EuGH, Urteil vom 22.6.2023, C 427/21

Die Leiharbeitsrichtlinie gilt nicht für Dauerarbeitsverhältnisse. Arbeiten Beschäftigte somit aufgrund Personalgestellung gem. § 4 Abs. 3 TVöD bei einem Dritten, liegt keine Leiharbeit vor.

Sachverhalt

Die Beklagte ist die ALB FILS Kliniken GmbH; diese betreibt eine Klinik, deren einziger Gesellschafter eine juristische Person des öffentlichen Rechts ist. Seit April 2000 ist der Kläger dort beschäftigt.

Im Juni 2018 gliederte die Beklagte die Bereiche "Poststelle", "Archiv" und "Bibliothek" sowie die in diesen Bereichen vom Kläger wahrgenommenen Aufgaben auf eine von ihr gegründete Service-GmbH aus. Aufgrund dessen wäre grds. das zwischen dem Kläger und der Beklagten bestehende Arbeitsverhältnis auf die Service-GmbH übergegangen. Allerdings hatte der Kläger von seinem Recht Gebrauch gemacht, dem Übergang dieses Arbeitsverhältnisses gem. § 613a Abs. 6 BGB zu widersprechen, s dass er weiterhin bei der Beklagten beschäftigt blieb.

Die Beklagte stellte den Kläger daraufhin gem. § 4 Abs. 3 TVöD der Service-GmbH dauerhaft zur Verfügung (Personalgestellung).

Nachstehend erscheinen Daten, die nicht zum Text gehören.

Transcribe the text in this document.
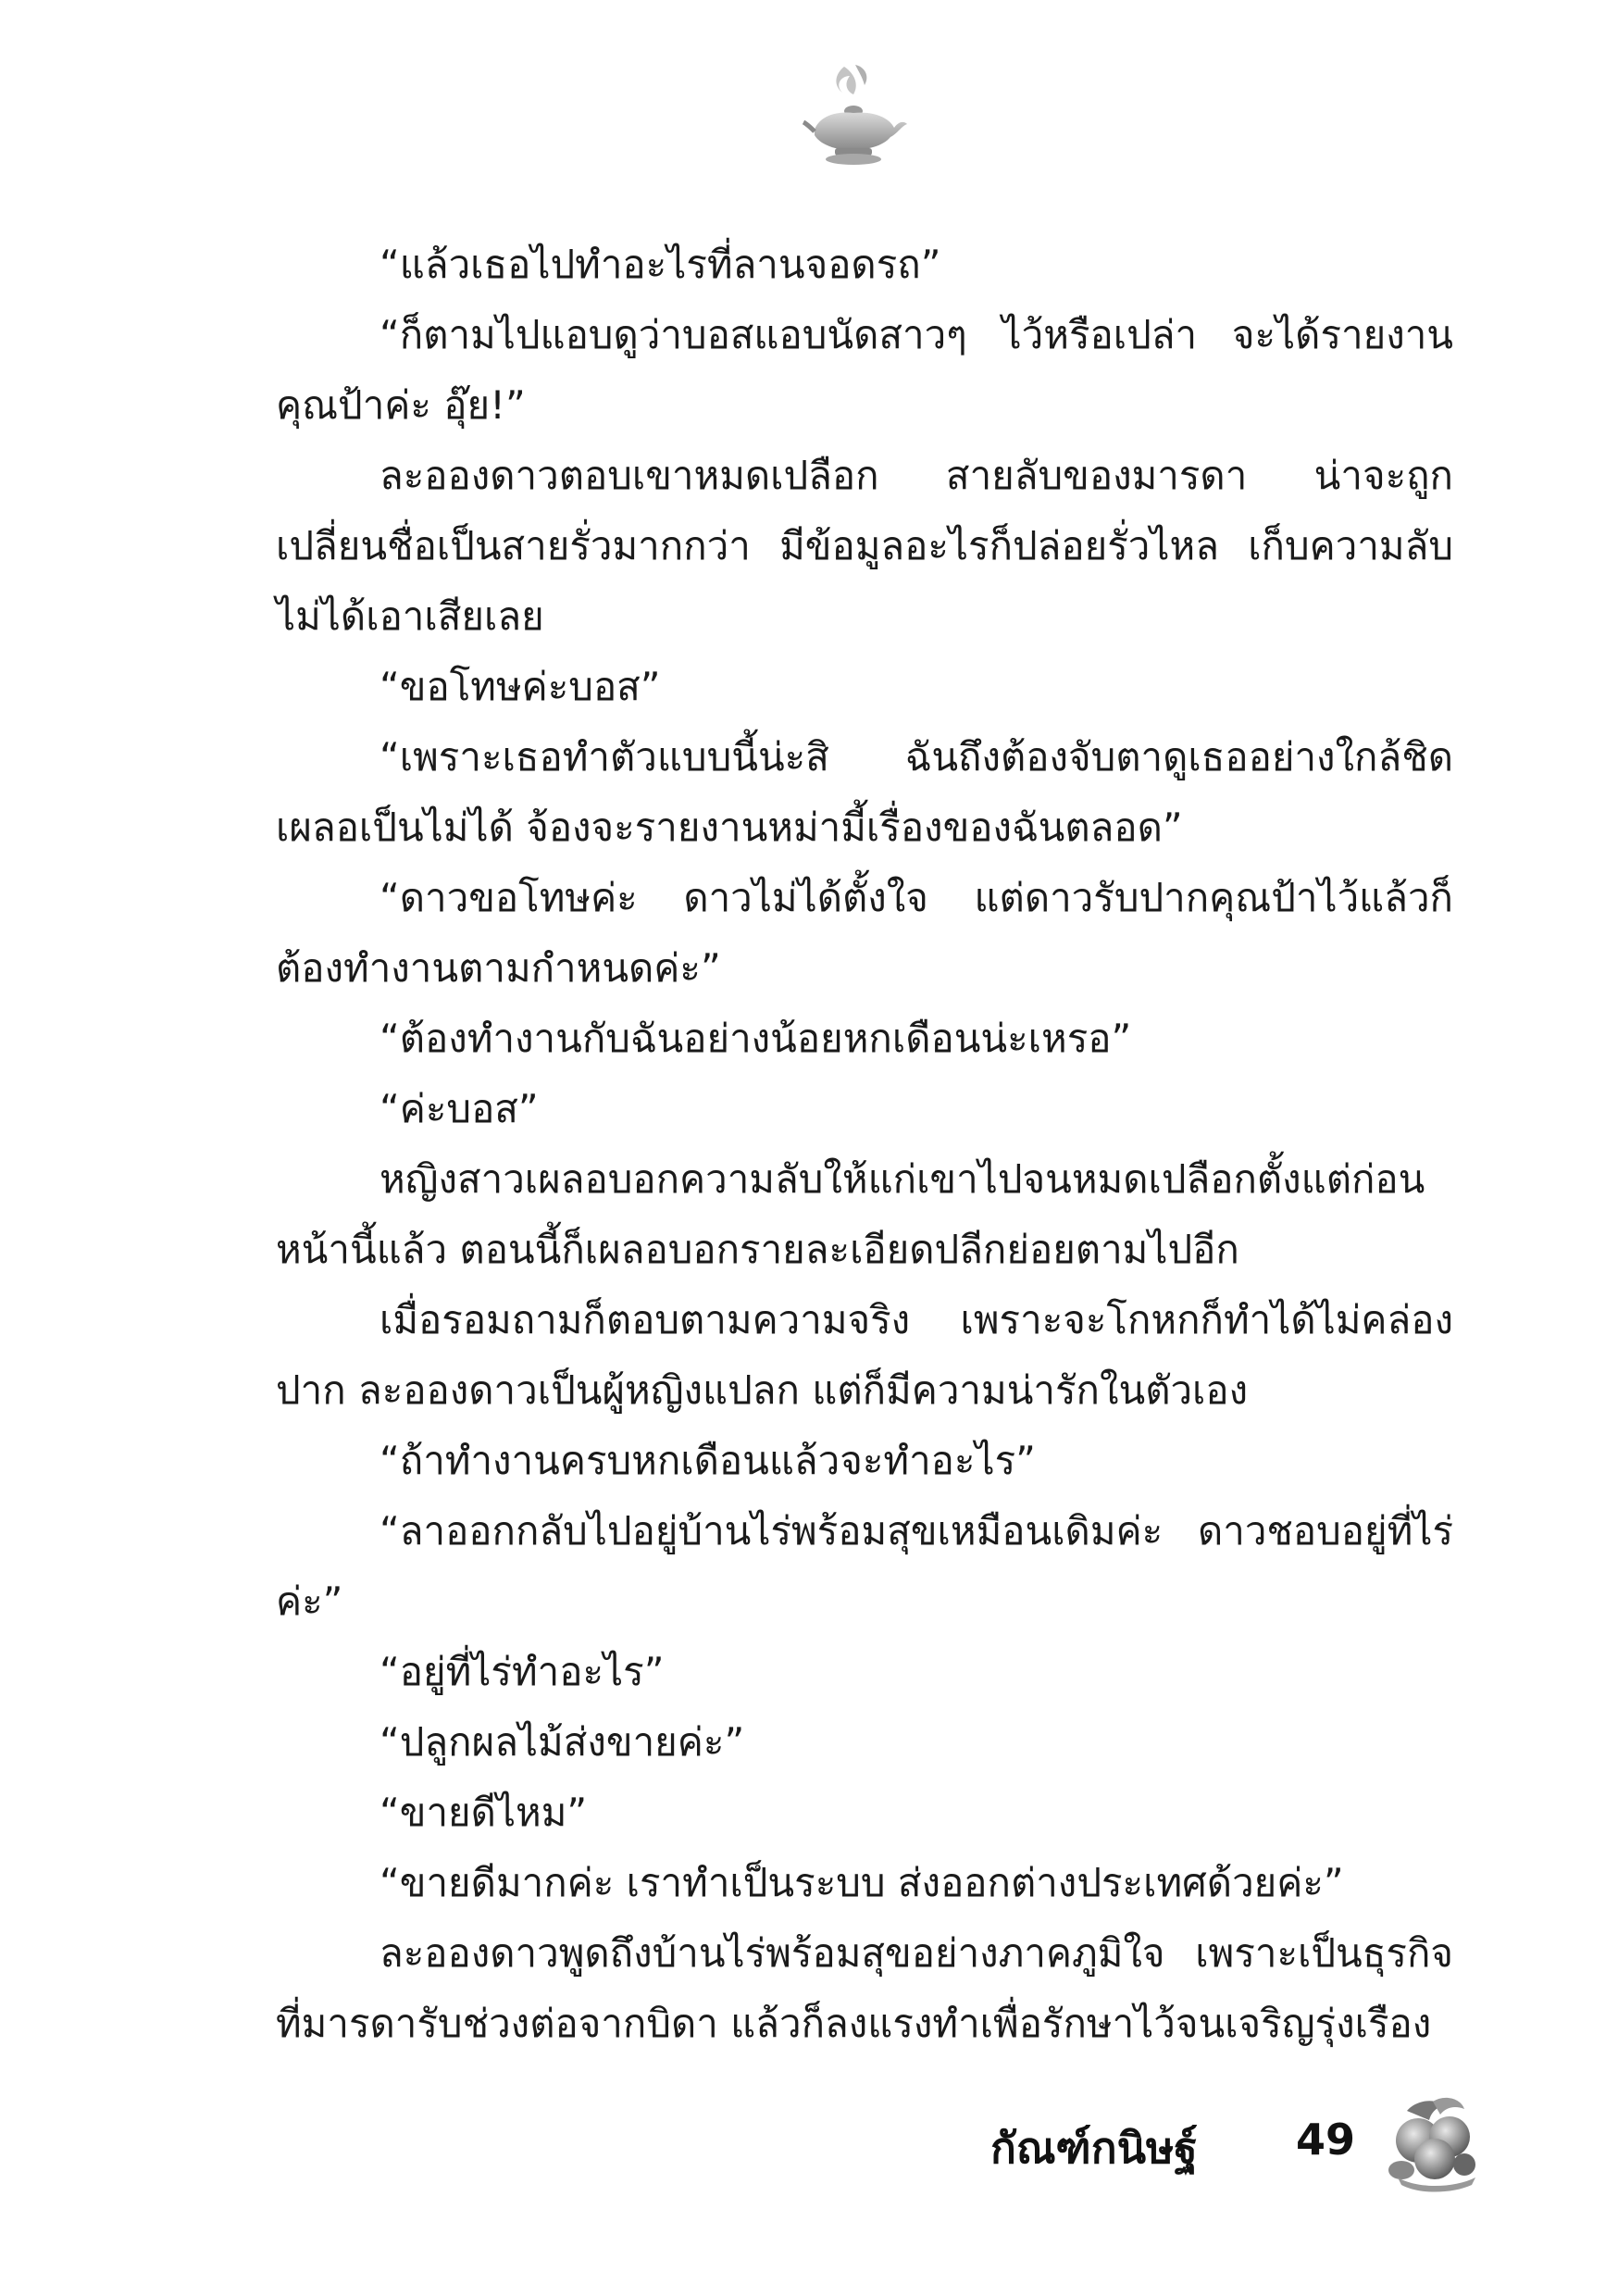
“แล้วเธอไปทำอะไรที่ลานจอดรถ”

“ก็ตามไปแอบดูว่าบอสแอบนัดสาวๆ ไว้หรือเปล่า จะได้รายงานคุณป้าค่ะ อุ๊ย!”

ละอองดาวตอบเขาหมดเปลือก สายลับของมารดา น่าจะถูกเปลี่ยนชื่อเป็นสายรั่วมากกว่า มีข้อมูลอะไรก็ปล่อยรั่วไหล เก็บความลับไม่ได้เอาเสียเลย

“ขอโทษค่ะบอส”

“เพราะเธอทำตัวแบบนี้น่ะสิ ฉันถึงต้องจับตาดูเธออย่างใกล้ชิดเผลอเป็นไม่ได้ จ้องจะรายงานหม่ามี้เรื่องของฉันตลอด”

“ดาวขอโทษค่ะ ดาวไม่ได้ตั้งใจ แต่ดาวรับปากคุณป้าไว้แล้วก็ต้องทำงานตามกำหนดค่ะ”

“ต้องทำงานกับฉันอย่างน้อยหกเดือนน่ะเหรอ”

“ค่ะบอส”

หญิงสาวเผลอบอกความลับให้แก่เขาไปจนหมดเปลือกตั้งแต่ก่อนหน้านี้แล้ว ตอนนี้ก็เผลอบอกรายละเอียดปลีกย่อยตามไปอีก

เมื่อรอมถามก็ตอบตามความจริง เพราะจะโกหกก็ทำได้ไม่คล่องปาก ละอองดาวเป็นผู้หญิงแปลก แต่ก็มีความน่ารักในตัวเอง

“ถ้าทำงานครบหกเดือนแล้วจะทำอะไร”

“ลาออกกลับไปอยู่บ้านไร่พร้อมสุขเหมือนเดิมค่ะ ดาวชอบอยู่ที่ไร่ค่ะ”

“อยู่ที่ไร่ทำอะไร”

“ปลูกผลไม้ส่งขายค่ะ”

“ขายดีไหม”

“ขายดีมากค่ะ เราทำเป็นระบบ ส่งออกต่างประเทศด้วยค่ะ”

ละอองดาวพูดถึงบ้านไร่พร้อมสุขอย่างภาคภูมิใจ เพราะเป็นธุรกิจที่มารดารับช่วงต่อจากบิดา แล้วก็ลงแรงทำเพื่อรักษาไว้จนเจริญรุ่งเรือง

กัณฑ์กนิษฐ์ 49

Der Kläger, der die Auffassung vertrat, dass diese Regelung gegen das Unionsrecht und insbesondere gegen die Leiharbeitsrichtlinie 2008/104 verstoße, erhob Klage auf Feststellung, dass er trotz der Verlagerung seines Aufgabenbereichs nicht verpflichtet sei, seine Arbeitsleistung dauerhaft bei der Service-GmbH zu erbringen.

Während das ArbG und LAG die Klage abwiesen, setzte das BAG das Verfahren aus und legte dem EuGH Fragen zur Vorabentscheidung vor (16.6.2021, 6 AZR 390/20).

Die Entscheidung

Der EuGH entschied, dass Art. 1 Abs. 1 i. V. m. Art. 3 Abs. 1 Buchst. b bis e der Leiharbeitsrichtlinie nicht auf Situationen wie die vorliegende anwendbar sei, wenn die Aufgaben eines Arbeitnehmers endgültig, d. h. dauerhaft, von seinem Arbeitgeber zu einem Drittunternehmen verlagert werden und dieser Arbeitnehmer auf Verlangen des Arbeitgebers verpflichtet sein kann, die vertraglich geschuldete Arbeitsleistung dauerhaft bei dem Drittunternehmen zu erbringen.

Der EuGH begründete dies damit, dass es Voraussetzung dafür, dass ein Arbeitsverhältnis in den Anwendungsbereich der Leiharbeitsrichtlinie fällt, sei, dass der Arbeitgeber sowohl bei Abschluss des Arbeitsvertrags als auch bei jeder der tatsächlich vorgenommenen Überlassungen die Absicht hatte, den betreffenden Arbeitnehmer einem entleihenden Unternehmen – nur -vorübergehend zur Verfügung zu stellen.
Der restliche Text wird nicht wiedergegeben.